People watch the Orion spacecraft being transported to the NASA Plum Brook Station on Tuesday.

MILAN, Ohio – Before flying away, a vehicle destined to reach unexplored frontiers of the solar system made a pivotal pit stop in Erie County, Ohio — home to a one-of-a-kind testing arena necessary for such a groundbreaking journey.

A large motorcade, comprised mostly of emergency vehicles, escorted the Orion spacecraft — part of the Artemis 1 initiative, which involves transporting astronauts into deep space and maybe even Mars — Tuesday morning.

After leaving its initial point from Mansfield, the convoy traveled roughly 45 miles, carefully guarding a 48,000-pound flatbed load, wrapped in a protective white covering, through parts of Huron County, Milan and Milan Township.
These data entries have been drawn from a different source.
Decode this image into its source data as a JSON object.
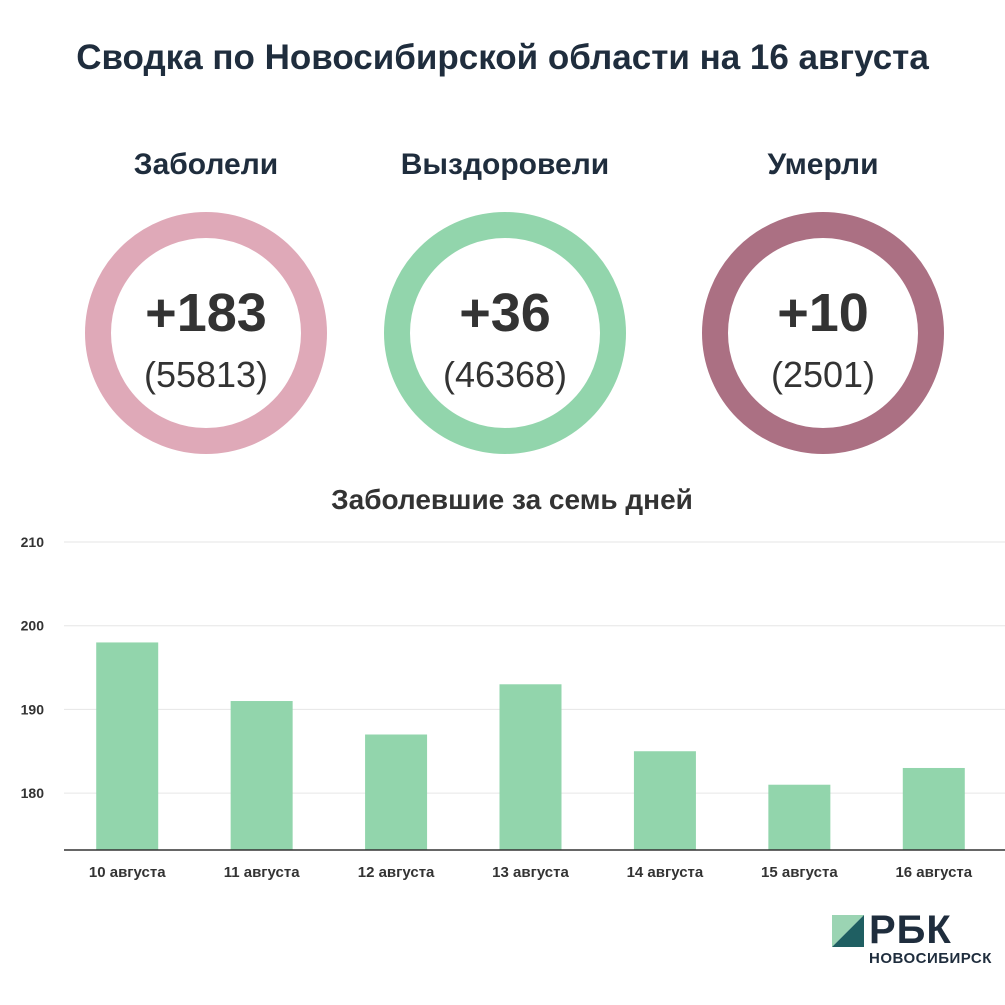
{
  "title": "Сводка по Новосибирской области на 16 августа",
  "stats": [
    {
      "label": "Заболели",
      "delta": "+183",
      "total": "(55813)",
      "color": "#dfa9b8"
    },
    {
      "label": "Выздоровели",
      "delta": "+36",
      "total": "(46368)",
      "color": "#92d5ac"
    },
    {
      "label": "Умерли",
      "delta": "+10",
      "total": "(2501)",
      "color": "#ab7083"
    }
  ],
  "chart_title": "Заболевшие за семь дней",
  "chart_data": {
    "type": "bar",
    "categories": [
      "10 августа",
      "11 августа",
      "12 августа",
      "13 августа",
      "14 августа",
      "15 августа",
      "16 августа"
    ],
    "values": [
      198,
      191,
      187,
      193,
      185,
      181,
      183
    ],
    "yticks": [
      180,
      190,
      200,
      210
    ],
    "ylim": [
      173.2,
      210
    ],
    "grid": true,
    "bar_color": "#92d5ac"
  },
  "logo": {
    "text": "РБК",
    "sub": "НОВОСИБИРСК"
  }
}
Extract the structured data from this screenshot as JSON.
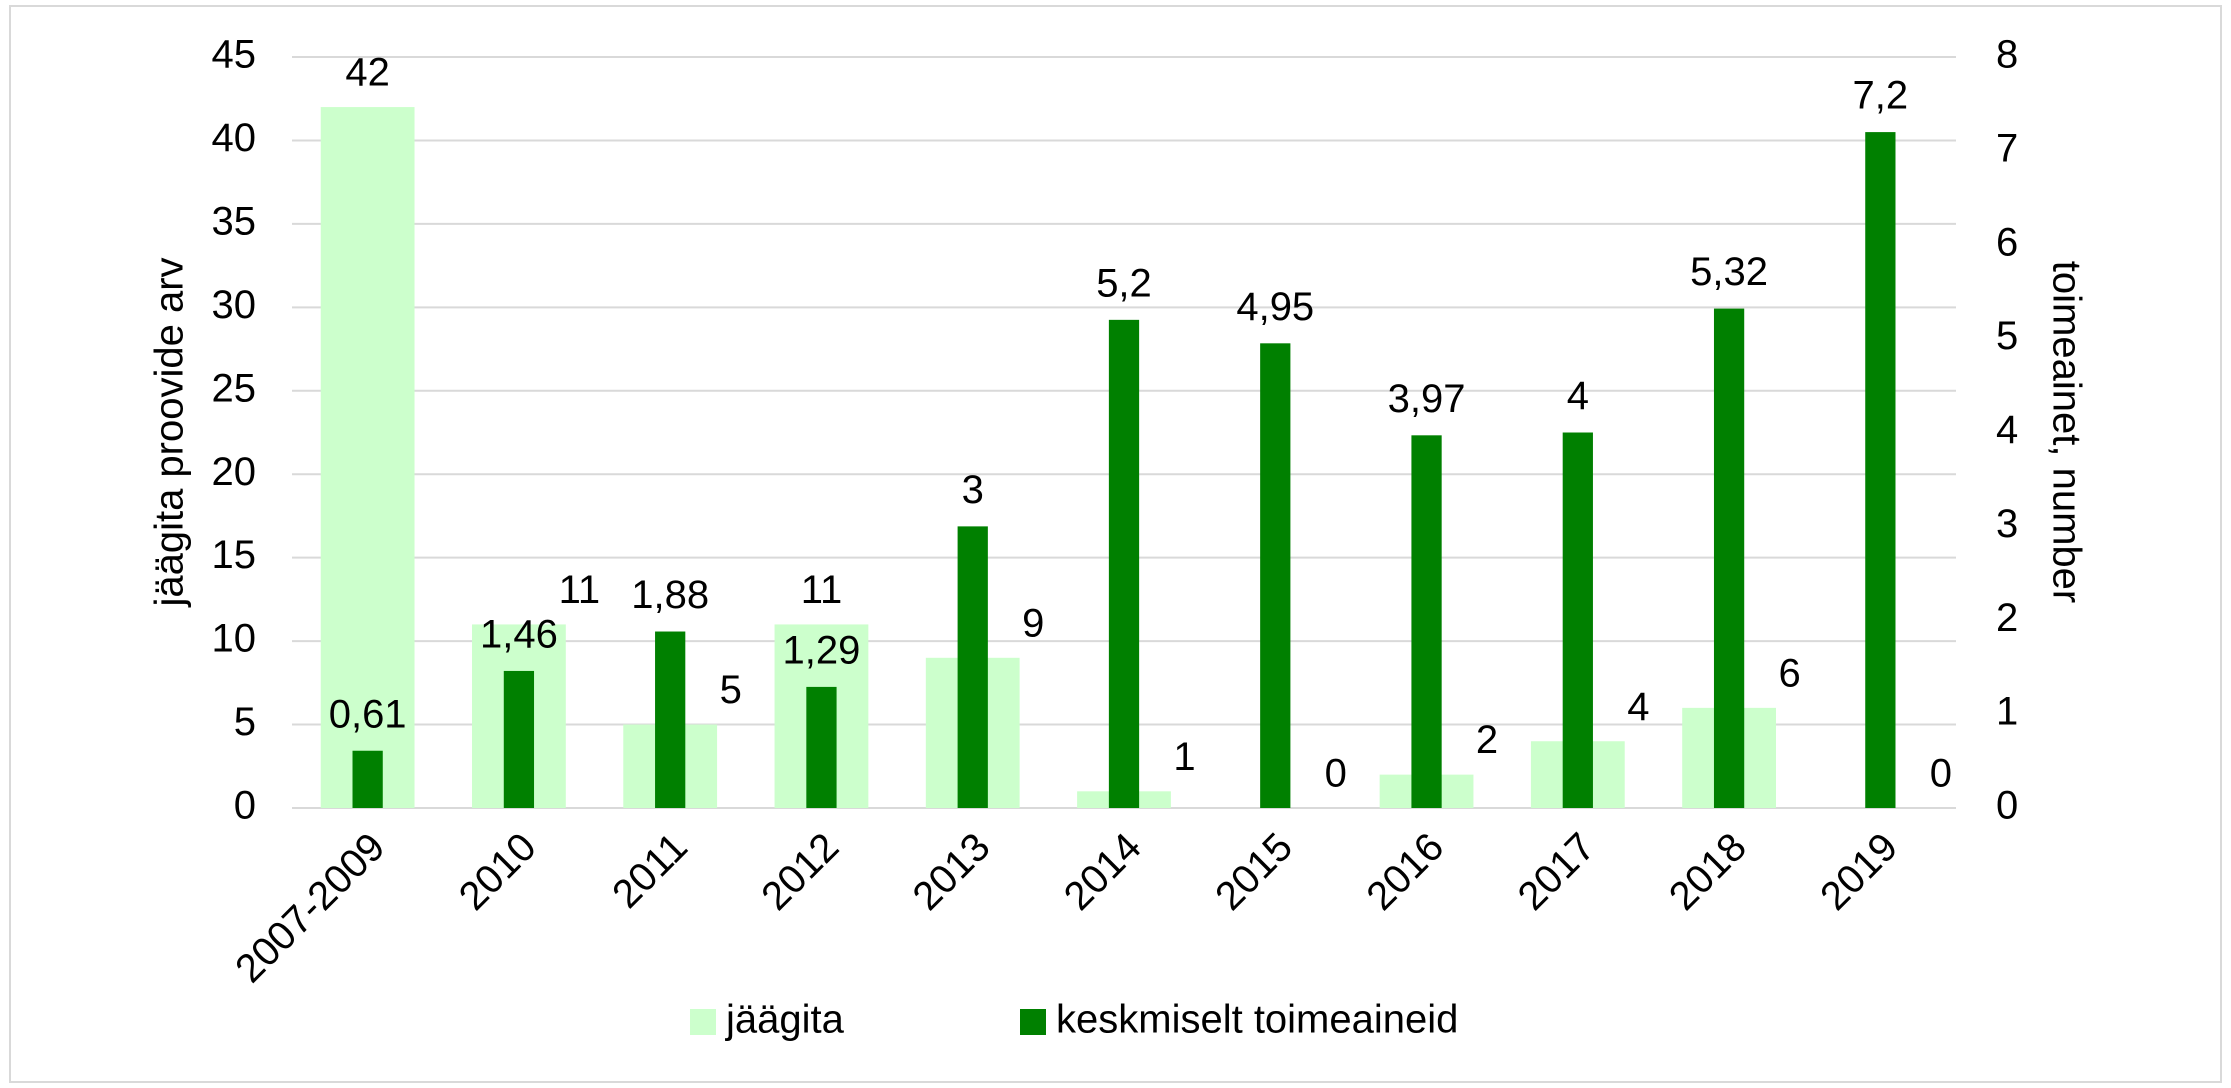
{
  "chart_data": {
    "type": "bar",
    "y_label": "jäägita proovide arv",
    "y2_label": "toimeainet, number",
    "categories": [
      "2007-2009",
      "2010",
      "2011",
      "2012",
      "2013",
      "2014",
      "2015",
      "2016",
      "2017",
      "2018",
      "2019"
    ],
    "series": [
      {
        "name": "jäägita",
        "color": "#ccffcc",
        "values": [
          42,
          11,
          5,
          11,
          9,
          1,
          0,
          2,
          4,
          6,
          0
        ]
      },
      {
        "name": "keskmiselt toimeaineid",
        "color": "#008000",
        "axis": "y2",
        "values": [
          0.61,
          1.46,
          1.88,
          1.29,
          3,
          5.2,
          4.95,
          3.97,
          4,
          5.32,
          7.2
        ],
        "value_labels": [
          "0,61",
          "1,46",
          "1,88",
          "1,29",
          "3",
          "5,2",
          "4,95",
          "3,97",
          "4",
          "5,32",
          "7,2"
        ]
      }
    ],
    "ylim": [
      0,
      45
    ],
    "yticks": [
      0,
      5,
      10,
      15,
      20,
      25,
      30,
      35,
      40,
      45
    ],
    "y2lim": [
      0,
      8
    ],
    "y2ticks": [
      0,
      1,
      2,
      3,
      4,
      5,
      6,
      7,
      8
    ],
    "grid": true,
    "legend": "bottom"
  }
}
The equipment then accessed a back entrance leading into NASA Plum Brook, about a half-mile west of EHOVE Career Center.

Several hundred people lined area streets and waited on grassy lots to catch a glimpse of the historic expedition.

It was “so close I could almost touch it,” said Janet Inez McIntyre-Bedard, who saw Orion near the intersection of Main Street and Ohio 113 in Milan Town Square. “Once-in-a-lifetime experience.”

“I wanted to see this because it’s going to become a part of our history, and I can say, ‘I saw it firsthand on its journey,'” said Linda Jackson, who watched it on U.S. 250 in Olena.

For about four years now, Plum Brook represents a primary testing hub for activities related to Orion because of its unrivaled experimental chambers.

Before Tuesday, and with a test flight article, or a spacecraft replica, engineers previously analyzed Orion’s capabilities with solar power, noise, temperatures and pyro shocks, which ensured it could separate when necessary.

Through calculations received and conclusions learned on this model, workers integrated the information with Orion’s actual spacecraft when it was elsewhere.

So what’s happening now?

At Plum Brook, engineers will conduct a final round of tests on the spacecraft heading into space. They’ll aim to perfect all systems before it launches sometime next year.

The newest tests at Plum Brook involve Orion going through:

¯ Thermal vacuum testing; Plum Brook houses the world’s largest vacuum chamber, which determines if spacecraft can withstand extreme temperatures — ranging from minus 250 degrees to 170 degrees — found in space.

“We will pull the spacecraft out of the Thermal Vacuum Chamber and reconfigure both the spacecraft instrumentation and the chamber itself,” said Nicole Smith, the NASA project manager overseeing Orion’s testing at Plum Brook.

¯ Electromagnetic interference and compatibility tests

“We want to make sure all the electronics perform to their best capabilities and perform well without interfering with one another,” Smith said.

Data obtained through testing helps NASA personnel determine and understand Orion’s effectiveness before several scheduled launches occur.

“All of this testing is to ensure the spacecraft systems operate as they were designed, which will ultimately lead to the success of Artemis I in 2020,” said Smith, adding it’ll occur from Kennedy Space Center in Florida.

Another date of note, as recently publicized by NASA administrator Jim Bridenstine: As part of the Artemis program, he wants astronauts, both men and women, to land on the moon by 2024. No woman has landed on the moon before. And this would represent NASA’s first trip to the moon since 1972, when the last Apollo mission occurred.

NASA officials also envision the Artemis I initiative setting a foundation for astronauts to, one day, land on Mars.

None of this could happen, they said, without Plum Brook’s testing chambers and the subsequent work occurring at the Erie County base.

“Plum Brook Station is incredibly excited to have Artemis I here for the next few months,” Smith said. “Personally, I am so excited, as a female engineer, to be working on the program that will take the first woman ever to the moon.”